Would it be the worst thing in the world if people were to become extinct? a column published by the New York Times has asked.
Todd May, a Clemson University philosophy professor, raised the macabre question Monday in a guest opinion piece amid what he described as an upward trend in academic conversations about human extinction “given the increasingly threatening predations of climate change.”
“Human beings are destroying large parts of the inhabitable earth and causing unimaginable suffering to many of the animals that inhabit it,” May wrote, listing the effects of man-made climate change and a growing global population rate as examples. “If this were all to the story there would be no tragedy. The elimination of the human species would be a good thing, full stop.”
But May added that people “bring things to the planet that other animals cannot,” including reason, art, and science.

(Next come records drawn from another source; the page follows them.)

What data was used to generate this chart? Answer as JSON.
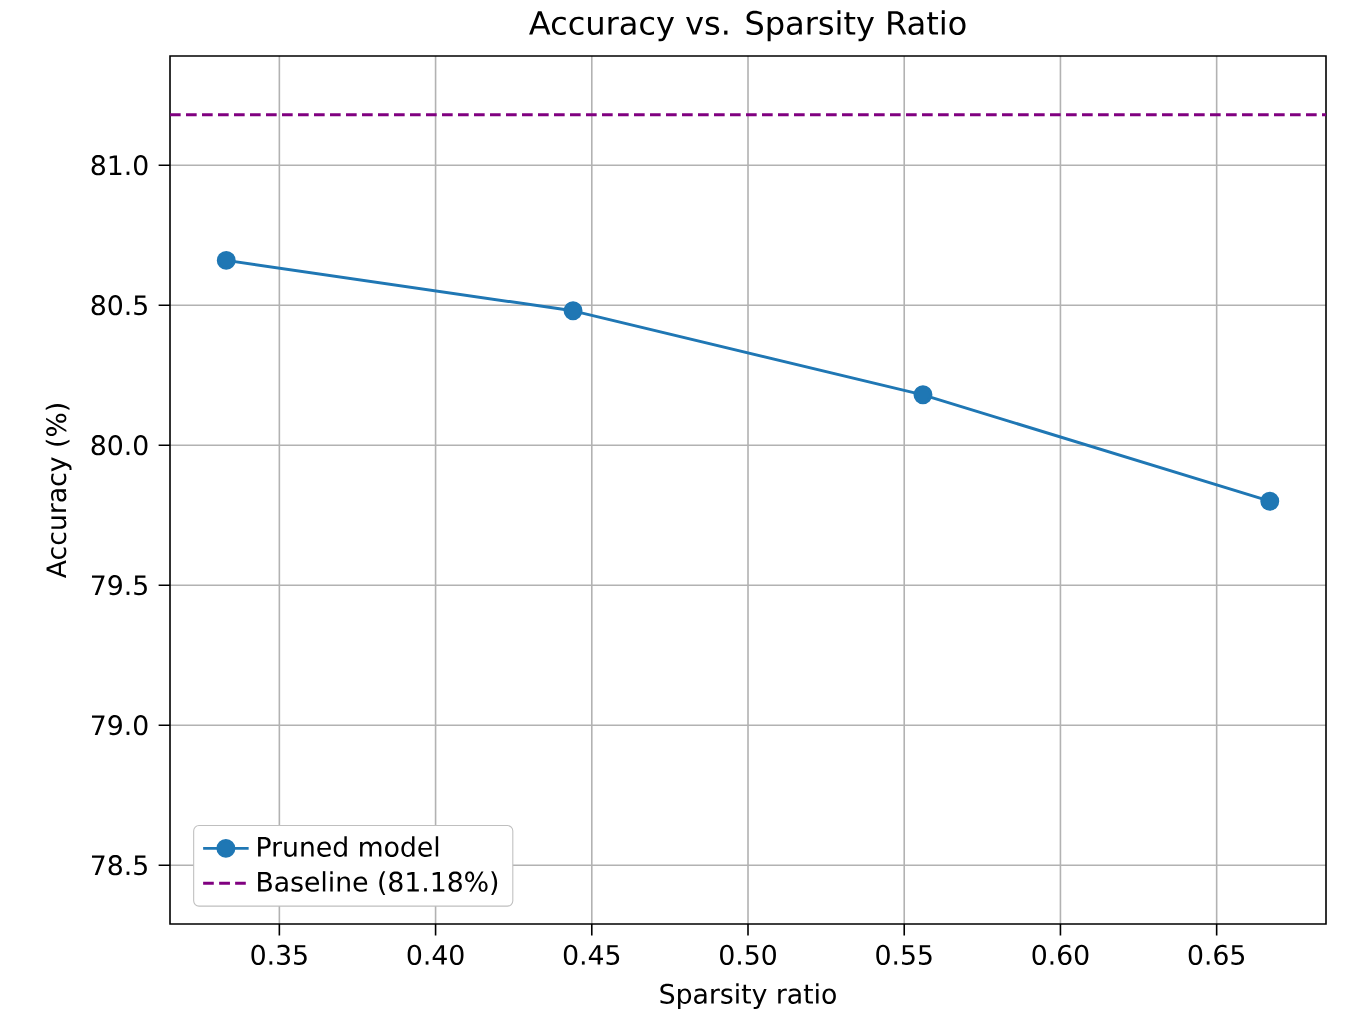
{
  "chart_data": {
    "type": "line",
    "title": "Accuracy vs. Sparsity Ratio",
    "xlabel": "Sparsity ratio",
    "ylabel": "Accuracy (%)",
    "x": [
      0.333,
      0.444,
      0.556,
      0.667
    ],
    "series": [
      {
        "name": "Pruned model",
        "color": "#1f77b4",
        "values": [
          80.66,
          80.48,
          80.18,
          79.8
        ]
      }
    ],
    "ref_lines": [
      {
        "axis": "y",
        "value": 81.18,
        "label": "Baseline (81.18%)",
        "color": "#800080",
        "line_style": "dashed"
      }
    ],
    "xlim": [
      0.315,
      0.685
    ],
    "ylim": [
      78.29,
      81.39
    ],
    "xticks": [
      0.35,
      {
        "value": 0.4,
        "label": "0.40"
      },
      0.45,
      {
        "value": 0.5,
        "label": "0.50"
      },
      0.55,
      {
        "value": 0.6,
        "label": "0.60"
      },
      0.65
    ],
    "yticks": [
      78.5,
      {
        "value": 79,
        "label": "79.0"
      },
      79.5,
      {
        "value": 80,
        "label": "80.0"
      },
      80.5,
      {
        "value": 81,
        "label": "81.0"
      }
    ],
    "grid": true,
    "legend": "bottom left",
    "marker": "circle",
    "line_style": "solid"
  }
}
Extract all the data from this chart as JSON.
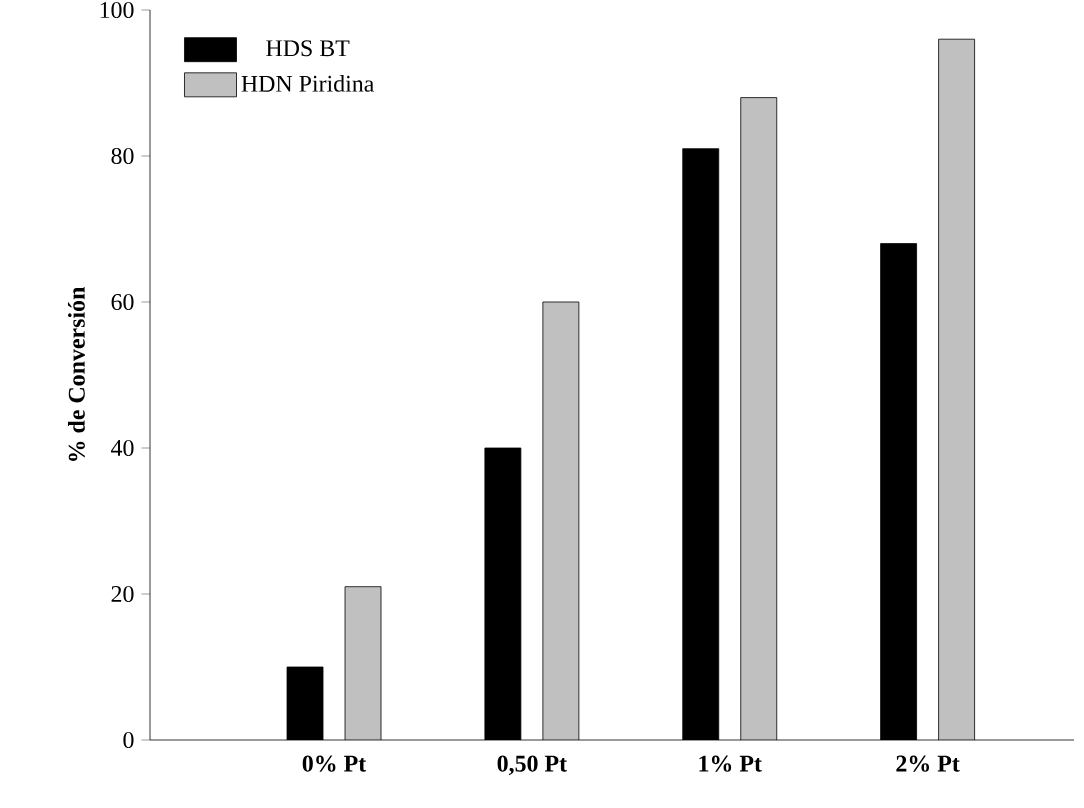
{
  "chart_data": {
    "type": "bar",
    "ylabel": "% de Conversión",
    "categories": [
      "0% Pt",
      "0,50 Pt",
      "1% Pt",
      "2% Pt"
    ],
    "series": [
      {
        "name": "HDS BT",
        "color": "#000000",
        "values": [
          10,
          40,
          81,
          68
        ]
      },
      {
        "name": "HDN Piridina",
        "color": "#c0c0c0",
        "values": [
          21,
          60,
          88,
          96
        ]
      }
    ],
    "ylim": [
      0,
      100
    ],
    "yticks": [
      0,
      20,
      40,
      60,
      80,
      100
    ],
    "legend": "top left"
  }
}
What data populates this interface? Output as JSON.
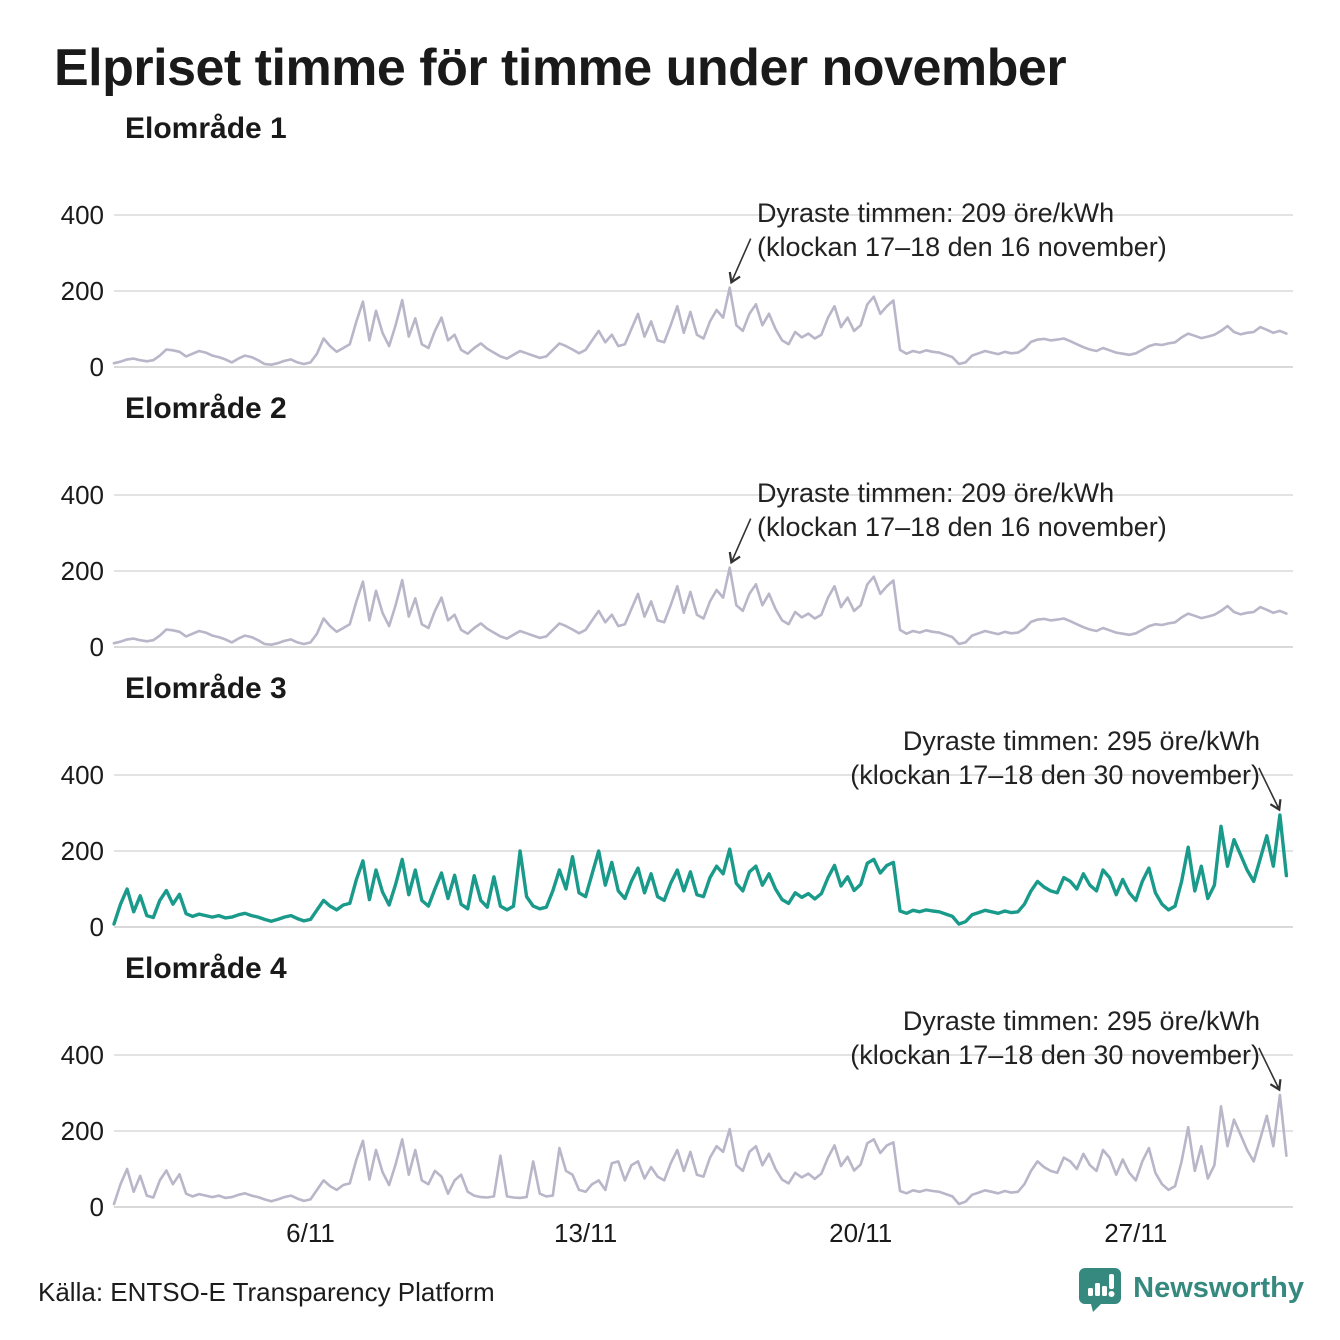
{
  "title": "Elpriset timme för timme under november",
  "source": "Källa: ENTSO-E Transparency Platform",
  "brand": {
    "name": "Newsworthy",
    "color": "#35897f"
  },
  "colors": {
    "text": "#1a1a1a",
    "grid": "#e3e3e3",
    "baseline": "#d9d9d9",
    "gray_line": "#b8b6c8",
    "teal_line": "#199a8a",
    "arrow": "#333333"
  },
  "axis": {
    "y_ticks": [
      "400",
      "200",
      "0"
    ],
    "x_ticks": [
      "6/11",
      "13/11",
      "20/11",
      "27/11"
    ],
    "x_tick_days": [
      6,
      13,
      20,
      27
    ],
    "y_unit": "öre/kWh",
    "days": 30,
    "points_per_day": 6
  },
  "chart_data": {
    "type": "line",
    "unit": "öre/kWh",
    "x_range": [
      "1 november",
      "30 november"
    ],
    "ylim": [
      0,
      400
    ],
    "time_resolution": "hourly prices, sampled every 4 hours",
    "panels": [
      {
        "title": "Elområde 1",
        "color_key": "gray_line",
        "annotation": {
          "line1": "Dyraste timmen: 209 öre/kWh",
          "line2": "(klockan 17–18 den 16 november)",
          "align": "left",
          "peak_value": 209,
          "peak_time": "16 november klockan 17–18"
        },
        "values": [
          10,
          14,
          20,
          22,
          18,
          15,
          18,
          30,
          46,
          44,
          40,
          28,
          35,
          42,
          38,
          30,
          26,
          20,
          12,
          22,
          30,
          26,
          18,
          8,
          6,
          10,
          16,
          20,
          12,
          8,
          12,
          35,
          75,
          55,
          40,
          50,
          60,
          120,
          172,
          70,
          148,
          90,
          55,
          110,
          176,
          80,
          128,
          60,
          50,
          95,
          130,
          70,
          85,
          45,
          35,
          50,
          62,
          48,
          38,
          28,
          22,
          32,
          42,
          36,
          30,
          24,
          28,
          45,
          62,
          55,
          46,
          36,
          45,
          70,
          95,
          65,
          85,
          55,
          60,
          100,
          140,
          80,
          120,
          70,
          65,
          110,
          160,
          90,
          145,
          85,
          75,
          120,
          150,
          130,
          209,
          110,
          95,
          140,
          165,
          110,
          140,
          100,
          70,
          60,
          92,
          78,
          88,
          75,
          85,
          130,
          160,
          105,
          130,
          95,
          110,
          165,
          185,
          140,
          160,
          175,
          45,
          35,
          42,
          38,
          44,
          40,
          38,
          32,
          26,
          8,
          12,
          30,
          36,
          42,
          38,
          34,
          40,
          36,
          38,
          48,
          66,
          72,
          74,
          70,
          72,
          75,
          68,
          60,
          52,
          46,
          42,
          50,
          44,
          38,
          35,
          32,
          36,
          45,
          55,
          60,
          58,
          62,
          65,
          78,
          88,
          82,
          76,
          80,
          85,
          95,
          108,
          92,
          86,
          90,
          92,
          105,
          98,
          90,
          95,
          88
        ]
      },
      {
        "title": "Elområde 2",
        "color_key": "gray_line",
        "annotation": {
          "line1": "Dyraste timmen: 209 öre/kWh",
          "line2": "(klockan 17–18 den 16 november)",
          "align": "left",
          "peak_value": 209,
          "peak_time": "16 november klockan 17–18"
        },
        "values": [
          10,
          14,
          20,
          22,
          18,
          15,
          18,
          30,
          46,
          44,
          40,
          28,
          35,
          42,
          38,
          30,
          26,
          20,
          12,
          22,
          30,
          26,
          18,
          8,
          6,
          10,
          16,
          20,
          12,
          8,
          12,
          35,
          75,
          55,
          40,
          50,
          60,
          120,
          172,
          70,
          148,
          90,
          55,
          110,
          176,
          80,
          128,
          60,
          50,
          95,
          130,
          70,
          85,
          45,
          35,
          50,
          62,
          48,
          38,
          28,
          22,
          32,
          42,
          36,
          30,
          24,
          28,
          45,
          62,
          55,
          46,
          36,
          45,
          70,
          95,
          65,
          85,
          55,
          60,
          100,
          140,
          80,
          120,
          70,
          65,
          110,
          160,
          90,
          145,
          85,
          75,
          120,
          150,
          130,
          209,
          110,
          95,
          140,
          165,
          110,
          140,
          100,
          70,
          60,
          92,
          78,
          88,
          75,
          85,
          130,
          160,
          105,
          130,
          95,
          110,
          165,
          185,
          140,
          160,
          175,
          45,
          35,
          42,
          38,
          44,
          40,
          38,
          32,
          26,
          8,
          12,
          30,
          36,
          42,
          38,
          34,
          40,
          36,
          38,
          48,
          66,
          72,
          74,
          70,
          72,
          75,
          68,
          60,
          52,
          46,
          42,
          50,
          44,
          38,
          35,
          32,
          36,
          45,
          55,
          60,
          58,
          62,
          65,
          78,
          88,
          82,
          76,
          80,
          85,
          95,
          108,
          92,
          86,
          90,
          92,
          105,
          98,
          90,
          95,
          88
        ]
      },
      {
        "title": "Elområde 3",
        "color_key": "teal_line",
        "annotation": {
          "line1": "Dyraste timmen: 295 öre/kWh",
          "line2": "(klockan 17–18 den 30 november)",
          "align": "right",
          "peak_value": 295,
          "peak_time": "30 november klockan 17–18"
        },
        "values": [
          8,
          60,
          100,
          40,
          82,
          30,
          25,
          70,
          96,
          60,
          86,
          35,
          28,
          34,
          30,
          26,
          30,
          24,
          26,
          32,
          36,
          30,
          26,
          20,
          15,
          20,
          26,
          30,
          22,
          16,
          20,
          45,
          70,
          55,
          45,
          58,
          62,
          125,
          174,
          72,
          150,
          92,
          58,
          112,
          178,
          85,
          150,
          70,
          55,
          100,
          142,
          75,
          136,
          60,
          48,
          135,
          70,
          52,
          132,
          55,
          45,
          55,
          200,
          80,
          55,
          48,
          52,
          95,
          150,
          100,
          185,
          90,
          80,
          140,
          200,
          110,
          170,
          95,
          75,
          120,
          155,
          90,
          140,
          80,
          70,
          115,
          150,
          95,
          145,
          85,
          80,
          130,
          160,
          140,
          205,
          115,
          95,
          145,
          160,
          110,
          140,
          100,
          72,
          62,
          90,
          78,
          88,
          74,
          88,
          130,
          162,
          108,
          132,
          96,
          112,
          168,
          178,
          142,
          162,
          170,
          42,
          36,
          44,
          40,
          45,
          42,
          40,
          34,
          28,
          8,
          14,
          32,
          38,
          44,
          40,
          36,
          42,
          38,
          40,
          60,
          95,
          120,
          105,
          95,
          90,
          130,
          120,
          100,
          140,
          110,
          95,
          150,
          130,
          85,
          125,
          90,
          70,
          120,
          155,
          90,
          60,
          45,
          55,
          120,
          210,
          95,
          160,
          75,
          110,
          265,
          160,
          230,
          190,
          150,
          120,
          180,
          240,
          160,
          295,
          135
        ]
      },
      {
        "title": "Elområde 4",
        "color_key": "gray_line",
        "annotation": {
          "line1": "Dyraste timmen: 295 öre/kWh",
          "line2": "(klockan 17–18 den 30 november)",
          "align": "right",
          "peak_value": 295,
          "peak_time": "30 november klockan 17–18"
        },
        "values": [
          8,
          60,
          100,
          40,
          82,
          30,
          25,
          70,
          96,
          60,
          86,
          35,
          28,
          34,
          30,
          26,
          30,
          24,
          26,
          32,
          36,
          30,
          26,
          20,
          15,
          20,
          26,
          30,
          22,
          16,
          20,
          45,
          70,
          55,
          45,
          58,
          62,
          125,
          174,
          72,
          150,
          92,
          58,
          112,
          178,
          85,
          150,
          70,
          60,
          95,
          80,
          35,
          70,
          85,
          40,
          30,
          26,
          25,
          28,
          135,
          28,
          25,
          24,
          26,
          120,
          35,
          28,
          30,
          155,
          95,
          85,
          45,
          40,
          60,
          70,
          45,
          115,
          120,
          70,
          110,
          120,
          75,
          105,
          80,
          70,
          115,
          150,
          95,
          145,
          85,
          80,
          130,
          160,
          145,
          205,
          110,
          95,
          145,
          160,
          110,
          140,
          100,
          72,
          62,
          90,
          78,
          88,
          74,
          88,
          130,
          162,
          108,
          132,
          96,
          112,
          168,
          178,
          142,
          162,
          170,
          42,
          36,
          44,
          40,
          45,
          42,
          40,
          34,
          28,
          8,
          14,
          32,
          38,
          44,
          40,
          36,
          42,
          38,
          40,
          60,
          95,
          120,
          105,
          95,
          90,
          130,
          120,
          100,
          140,
          110,
          95,
          150,
          130,
          85,
          125,
          90,
          70,
          120,
          155,
          90,
          60,
          45,
          55,
          120,
          210,
          95,
          160,
          75,
          110,
          265,
          160,
          230,
          190,
          150,
          120,
          180,
          240,
          160,
          295,
          135
        ]
      }
    ]
  }
}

“It may well be, then, that the extinction of humanity would make the world better off and yet would be a tragedy. I don’t want to say this for sure, since the issue is quite complex. But it certainly seems a live possibility, and that by itself disturbs me,” he wrote. “It may also turn out that it is through our own actions that we human beings bring about our extinction, or at least something near it, contributing through our practices to our own tragic end.”
A Monmouth University poll released in November found that while a majority of Republicans now believe in climate change, many still don’t consider it to be a man-made phenomenon, though NASA states at least 97 percent of publishing climate scientists agree human activities are likely driving climate change. President Trump often refers to climate change as “a hoax,” pulling the U.S. out of the Paris climate agreement and rescinding a number of Obama-era regulations aimed at protecting the environment.
May, an anarchism and post-structuralism specialist, works as an adviser on NBC fantasy comedy “The Good Place.”